Pressemitteilung der SPD-Bundestagsfraktion - 17. Januar 2013

Arbeitsgruppe: des 2. Untersuchungsaussch. (Terrorgruppe NSU)

NSU-Terror: Thüringer Verfassungsschutz schwer belastet



Zur heutigen Zeugenvernehmung von Oberstaatsanwalt Gerd Michael Schultz erklärt die Sprecherin der SPD-Bundestagsfraktion im Untersuchungsausschuss "Terrorgruppe NSU" Eva Högl:

Der Thüringer Verfassungsschutz hat Ende der 1990er Jahre die Ermittlungen gegen die untergetauchten rechtsextremistischen NSU-Terroristen maßgeblich behindert. Dies ergibt sich aus Akten des Untersuchungsausschusses und wurde heute von Oberstaatsanwalt Gerd Michael Schultz bestätigt, der damals die Ermittlungen führte. Schwere Vorwürfe wurden vor allem auch gegen die Leitung des Landesamtes für Verfassungsschutz (LfV) erhoben.

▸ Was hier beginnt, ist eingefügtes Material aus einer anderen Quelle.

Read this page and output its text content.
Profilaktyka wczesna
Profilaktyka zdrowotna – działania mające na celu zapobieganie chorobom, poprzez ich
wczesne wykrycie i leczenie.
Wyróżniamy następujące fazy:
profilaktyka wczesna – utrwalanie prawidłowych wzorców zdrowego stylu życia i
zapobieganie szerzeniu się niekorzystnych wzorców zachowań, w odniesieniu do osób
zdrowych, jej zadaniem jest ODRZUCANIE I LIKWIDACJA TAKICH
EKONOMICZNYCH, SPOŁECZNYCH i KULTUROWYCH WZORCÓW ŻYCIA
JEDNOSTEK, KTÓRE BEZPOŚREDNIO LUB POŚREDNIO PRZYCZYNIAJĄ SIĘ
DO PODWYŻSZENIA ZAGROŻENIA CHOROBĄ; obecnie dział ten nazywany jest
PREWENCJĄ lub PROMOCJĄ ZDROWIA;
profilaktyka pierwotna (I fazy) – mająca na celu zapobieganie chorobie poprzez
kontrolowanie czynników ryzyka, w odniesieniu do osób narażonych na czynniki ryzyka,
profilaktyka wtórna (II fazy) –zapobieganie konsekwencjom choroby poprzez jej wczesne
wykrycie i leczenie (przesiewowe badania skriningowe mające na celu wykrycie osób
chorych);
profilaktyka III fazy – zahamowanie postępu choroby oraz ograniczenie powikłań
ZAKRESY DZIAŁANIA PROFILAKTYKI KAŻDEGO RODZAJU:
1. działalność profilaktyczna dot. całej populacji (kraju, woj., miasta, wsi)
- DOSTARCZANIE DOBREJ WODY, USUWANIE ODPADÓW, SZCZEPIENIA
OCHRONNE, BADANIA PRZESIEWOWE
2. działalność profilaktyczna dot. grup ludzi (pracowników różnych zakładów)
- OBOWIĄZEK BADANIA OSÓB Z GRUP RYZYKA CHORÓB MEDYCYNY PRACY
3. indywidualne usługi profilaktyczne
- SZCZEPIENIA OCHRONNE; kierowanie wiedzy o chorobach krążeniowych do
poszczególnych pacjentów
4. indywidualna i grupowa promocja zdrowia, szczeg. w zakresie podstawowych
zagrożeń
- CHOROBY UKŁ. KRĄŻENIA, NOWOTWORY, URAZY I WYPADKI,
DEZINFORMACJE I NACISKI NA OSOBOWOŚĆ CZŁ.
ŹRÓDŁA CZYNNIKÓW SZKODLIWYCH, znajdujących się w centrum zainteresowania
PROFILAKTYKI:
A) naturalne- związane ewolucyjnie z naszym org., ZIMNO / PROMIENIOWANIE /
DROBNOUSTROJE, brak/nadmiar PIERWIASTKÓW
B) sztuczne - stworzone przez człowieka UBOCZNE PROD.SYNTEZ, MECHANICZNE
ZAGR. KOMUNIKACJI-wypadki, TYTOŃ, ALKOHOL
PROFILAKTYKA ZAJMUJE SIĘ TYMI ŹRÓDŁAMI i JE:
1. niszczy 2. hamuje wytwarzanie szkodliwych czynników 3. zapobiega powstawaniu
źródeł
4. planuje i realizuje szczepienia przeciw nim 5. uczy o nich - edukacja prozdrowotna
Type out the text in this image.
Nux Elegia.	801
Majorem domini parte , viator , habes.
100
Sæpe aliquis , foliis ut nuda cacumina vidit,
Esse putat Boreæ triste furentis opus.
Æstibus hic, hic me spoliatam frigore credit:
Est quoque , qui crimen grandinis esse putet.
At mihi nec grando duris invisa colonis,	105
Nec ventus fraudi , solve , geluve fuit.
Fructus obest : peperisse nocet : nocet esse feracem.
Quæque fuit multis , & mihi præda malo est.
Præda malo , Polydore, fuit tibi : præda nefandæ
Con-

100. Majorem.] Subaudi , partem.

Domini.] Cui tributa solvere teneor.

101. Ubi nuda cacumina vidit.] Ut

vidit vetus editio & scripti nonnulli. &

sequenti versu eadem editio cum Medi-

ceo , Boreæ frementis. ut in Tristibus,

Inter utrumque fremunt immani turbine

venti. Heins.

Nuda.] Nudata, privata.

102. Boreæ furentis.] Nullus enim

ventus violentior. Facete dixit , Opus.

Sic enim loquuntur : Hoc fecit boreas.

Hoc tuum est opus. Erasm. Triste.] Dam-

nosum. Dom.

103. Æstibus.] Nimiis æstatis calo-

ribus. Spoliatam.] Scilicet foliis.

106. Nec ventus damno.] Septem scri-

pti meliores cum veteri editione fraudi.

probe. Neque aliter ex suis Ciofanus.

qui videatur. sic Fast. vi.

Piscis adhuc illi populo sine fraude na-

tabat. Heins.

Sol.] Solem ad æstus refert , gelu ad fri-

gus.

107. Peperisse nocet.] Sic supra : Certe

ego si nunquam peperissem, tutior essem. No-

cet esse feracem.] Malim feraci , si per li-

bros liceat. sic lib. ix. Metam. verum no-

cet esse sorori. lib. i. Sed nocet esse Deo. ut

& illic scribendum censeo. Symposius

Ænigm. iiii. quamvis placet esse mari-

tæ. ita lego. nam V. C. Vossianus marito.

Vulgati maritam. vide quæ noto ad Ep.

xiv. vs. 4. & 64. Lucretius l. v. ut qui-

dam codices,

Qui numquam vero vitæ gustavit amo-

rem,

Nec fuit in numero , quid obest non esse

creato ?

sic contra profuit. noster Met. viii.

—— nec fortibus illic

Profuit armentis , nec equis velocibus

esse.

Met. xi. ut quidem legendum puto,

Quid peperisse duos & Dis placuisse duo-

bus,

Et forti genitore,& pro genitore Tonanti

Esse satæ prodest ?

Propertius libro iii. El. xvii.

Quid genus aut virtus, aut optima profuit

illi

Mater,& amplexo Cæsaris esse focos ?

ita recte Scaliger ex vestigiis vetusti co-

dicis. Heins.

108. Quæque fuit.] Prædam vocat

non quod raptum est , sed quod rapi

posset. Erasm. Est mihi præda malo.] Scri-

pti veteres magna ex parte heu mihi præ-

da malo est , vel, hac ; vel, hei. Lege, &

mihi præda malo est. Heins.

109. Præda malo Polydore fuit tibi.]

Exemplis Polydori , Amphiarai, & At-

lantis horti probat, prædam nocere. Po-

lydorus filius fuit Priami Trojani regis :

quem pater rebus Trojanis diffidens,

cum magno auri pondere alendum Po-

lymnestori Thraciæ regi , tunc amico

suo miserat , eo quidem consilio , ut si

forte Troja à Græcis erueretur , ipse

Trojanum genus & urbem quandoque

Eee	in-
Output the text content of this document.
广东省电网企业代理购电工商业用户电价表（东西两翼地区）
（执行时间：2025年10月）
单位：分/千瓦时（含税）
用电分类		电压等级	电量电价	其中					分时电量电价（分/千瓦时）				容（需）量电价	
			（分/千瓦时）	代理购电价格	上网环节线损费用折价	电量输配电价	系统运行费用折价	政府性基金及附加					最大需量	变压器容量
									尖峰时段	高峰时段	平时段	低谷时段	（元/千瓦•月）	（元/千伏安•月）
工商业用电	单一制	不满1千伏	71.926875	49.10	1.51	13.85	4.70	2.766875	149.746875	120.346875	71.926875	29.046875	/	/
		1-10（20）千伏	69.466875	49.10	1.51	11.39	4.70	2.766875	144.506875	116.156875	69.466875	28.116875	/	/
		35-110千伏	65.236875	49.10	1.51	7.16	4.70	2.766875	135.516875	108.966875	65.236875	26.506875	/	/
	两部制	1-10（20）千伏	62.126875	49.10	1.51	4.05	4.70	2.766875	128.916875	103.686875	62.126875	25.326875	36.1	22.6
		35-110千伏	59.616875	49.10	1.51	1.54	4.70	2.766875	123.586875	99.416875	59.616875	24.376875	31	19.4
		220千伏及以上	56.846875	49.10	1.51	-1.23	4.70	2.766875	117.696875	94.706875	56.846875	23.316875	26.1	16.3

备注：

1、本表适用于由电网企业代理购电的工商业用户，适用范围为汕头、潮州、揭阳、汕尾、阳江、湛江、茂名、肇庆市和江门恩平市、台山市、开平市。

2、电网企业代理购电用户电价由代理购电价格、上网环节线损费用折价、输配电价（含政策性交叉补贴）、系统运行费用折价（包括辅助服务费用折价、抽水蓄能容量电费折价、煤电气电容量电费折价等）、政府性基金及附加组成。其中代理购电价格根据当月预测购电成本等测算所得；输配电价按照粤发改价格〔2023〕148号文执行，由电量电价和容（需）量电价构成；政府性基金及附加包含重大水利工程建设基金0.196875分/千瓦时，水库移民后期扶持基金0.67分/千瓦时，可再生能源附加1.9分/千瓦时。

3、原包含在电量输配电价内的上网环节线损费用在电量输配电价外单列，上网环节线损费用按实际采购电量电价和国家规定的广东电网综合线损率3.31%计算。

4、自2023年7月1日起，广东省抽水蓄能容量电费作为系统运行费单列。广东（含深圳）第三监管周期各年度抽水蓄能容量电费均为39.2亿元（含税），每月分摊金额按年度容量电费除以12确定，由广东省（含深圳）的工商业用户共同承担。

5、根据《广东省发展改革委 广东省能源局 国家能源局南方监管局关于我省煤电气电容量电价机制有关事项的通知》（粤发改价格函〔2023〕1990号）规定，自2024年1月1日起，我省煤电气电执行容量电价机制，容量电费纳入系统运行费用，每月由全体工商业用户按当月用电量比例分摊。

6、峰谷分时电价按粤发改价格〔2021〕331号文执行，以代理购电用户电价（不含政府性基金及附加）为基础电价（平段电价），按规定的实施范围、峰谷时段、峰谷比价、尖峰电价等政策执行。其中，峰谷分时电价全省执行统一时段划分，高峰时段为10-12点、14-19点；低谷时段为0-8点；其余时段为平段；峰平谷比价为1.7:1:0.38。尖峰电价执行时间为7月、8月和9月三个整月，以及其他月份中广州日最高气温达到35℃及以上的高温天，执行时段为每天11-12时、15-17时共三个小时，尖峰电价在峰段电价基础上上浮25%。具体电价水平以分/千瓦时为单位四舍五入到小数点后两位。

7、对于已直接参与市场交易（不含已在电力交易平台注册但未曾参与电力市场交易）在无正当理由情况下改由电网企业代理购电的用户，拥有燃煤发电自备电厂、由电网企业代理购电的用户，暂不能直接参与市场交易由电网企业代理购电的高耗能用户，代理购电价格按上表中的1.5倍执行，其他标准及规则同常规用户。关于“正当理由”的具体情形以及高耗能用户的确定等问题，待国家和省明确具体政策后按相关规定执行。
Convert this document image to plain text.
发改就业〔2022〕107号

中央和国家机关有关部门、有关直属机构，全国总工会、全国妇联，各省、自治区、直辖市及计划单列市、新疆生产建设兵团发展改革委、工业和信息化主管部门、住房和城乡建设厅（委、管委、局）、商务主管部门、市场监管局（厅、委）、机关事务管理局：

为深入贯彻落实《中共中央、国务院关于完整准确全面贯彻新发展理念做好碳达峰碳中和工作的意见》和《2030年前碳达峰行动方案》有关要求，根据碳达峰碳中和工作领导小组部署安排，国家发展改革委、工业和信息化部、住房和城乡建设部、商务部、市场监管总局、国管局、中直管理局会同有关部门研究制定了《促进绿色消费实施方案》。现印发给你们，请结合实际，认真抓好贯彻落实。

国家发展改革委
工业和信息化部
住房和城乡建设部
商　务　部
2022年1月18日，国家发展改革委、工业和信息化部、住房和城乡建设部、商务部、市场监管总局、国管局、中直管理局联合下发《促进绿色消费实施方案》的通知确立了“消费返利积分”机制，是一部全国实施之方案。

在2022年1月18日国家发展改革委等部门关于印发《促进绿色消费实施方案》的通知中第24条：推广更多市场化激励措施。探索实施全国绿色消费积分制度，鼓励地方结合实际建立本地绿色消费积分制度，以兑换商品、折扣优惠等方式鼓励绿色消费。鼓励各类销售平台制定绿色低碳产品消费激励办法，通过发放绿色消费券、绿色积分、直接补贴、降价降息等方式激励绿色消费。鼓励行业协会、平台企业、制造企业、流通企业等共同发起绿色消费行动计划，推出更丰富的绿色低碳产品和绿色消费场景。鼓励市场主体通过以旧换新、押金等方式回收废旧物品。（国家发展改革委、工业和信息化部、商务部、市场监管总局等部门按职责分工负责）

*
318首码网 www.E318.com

Nachdem die Zielfahndung des Landeskriminalamtes keinerlei Anhaltspunkte für den Verbleib des flüchtigen NSU-Trios hatte, sei die Vermutung aufgekommen, dass der Verfassungsschutz Erkenntnisse über die Untergetauchten haben könnte, diese aber gezielt zurück halte. Der damalige Leitende Oberstaatsanwalt Arndt Koeppen hat daraufhin - auf Drängen des Zeugen - in einem Schreiben konkrete Fragen an die Leitung des LfV gerichtet. Insbesondere wollte man wissen, ob beim LfV Informationen über das Trio vorlagen, die für die Zielfahndung wichtig gewesen wären. Dies wurde durch das LfV sowohl schriftlich verneint, als auch noch einmal bei einem persönlichen Besuch der Leitung des LfV (Präsident Helmut Roewer oder Vizepräsident Peter-Jörg Nocken) bei der Staatsanwaltschaft besonders betont.

Inzwischen ist jedoch nachgewiesen, dass damals bereits wichtige Hinweise über das Trio im LfV vorgelegen hatten und auch danach noch eingegangen sind, die - aus bislang ungeklärten Gründen - weder an die Zielfahndung noch an die Staatsanwaltschaft weitergeleitet wurden.

Das LfV hatte nach dem Abtauchen des Trios zunächst Hinweise, dass in der rechten Szene Geld, später Waffen besorgt werden sollten, da das Trio einen Überfall plane. Im Jahr 1999 gab es auch den Hinweis, dass die drei kein Geld mehr benötigten, da sie "jobben" würden. Bei einer systematischen Auswertung, Zusammenschau und insbesondere Weiterleitung an die Zielfahndung der Polizei hätten sich wichtige neue Fahndungsansätze ergeben können. Die Frage, wie man sich unter Verwendung von Waffen Geld verschafft, hätte das Augenmerk der Polizei auf die ungeklärten Banküberfälle lenken können. Dies wurde durch das LfV Thüringen verhindert.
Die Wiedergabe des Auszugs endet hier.